First published: 1988

Type of work: Novel

Type of plot: Science fiction—alternate history

Time of work: The seventeenth century to the twentieth century

Locale: An alternate Earth

The Plot

In his preface to this novel, Harry Turtledove reveals that the idea for it came from an article by Stephen Jay Gould speculating about how humanity’s distant cousin, Australopithecus, would be treated if that species had survived. Turtledove decided to use a nearer cousin, Homo erectus, in his story. The short answer that he provides to the above question is “not very well.”

The story begins with an entry from a fictional reference work that establishes that the novel takes place in an alternate reality, with the difference that the New World, when discovered by Europeans, was populated by Homo erectus, dubbed “sims” by their discoverers. Living in bands of hunter-gatherers but lacking the neocortex, spoken language, and superior reasoning skills of Homo sapiens, sims were less efficient hunters than the denizens of the Old World. Consequently, species hunted to extinction in Europe and Asia still flourish in the New World. Among these are saber-toothed tigers and woolly mammoths.
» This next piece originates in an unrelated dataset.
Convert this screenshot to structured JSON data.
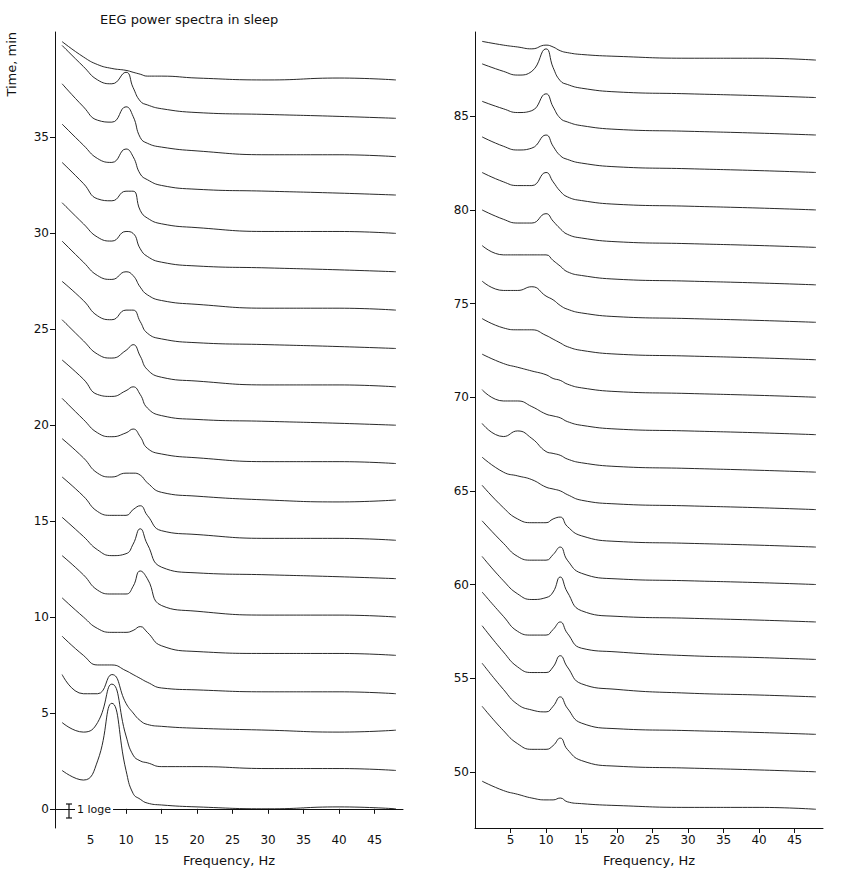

Subsequent historical entries describe the settlement of the New World, the development of a rail system powered by woolly mammoths (later replaced by steam engines), the rise of plantation agriculture sustained through the enslavement of sims, and the development of a growing sims-rights movement. Each of these entries is followed by an expository episode that gives the details of the changes described.

The differences in this alternate reality, as compared to the known world, range from the obvious to the subtle. Because the Homo erectus population provides less resistance to colonization than did the actual Native Americans, the New World was colonized more quickly. Place names in the New World are all taken from the Old; the Mississippi River, for example, is called the New Nile. The North American government, lacking inspiration from the Iroquois Confederation, is patterned after Greek democracy and the centralized federal republic of ancient Rome.

The existence of sims makes it more difficult for Europeans to identify differences among humans. Slavery of nonwhite humans continues as an economic institution, and there are still those who, against all evidence to the contrary, impute inferior value to humans with darker skin pigmentation. The subtle difference from the reader’s reality is that nonwhite people know themselves to be superior to sims; therefore, they participate in the oppression of the less sophisticated life-form, and their self-respect, to some extent, rests on the knowledge that they are not on the bottom rung of the evolutionary ladder.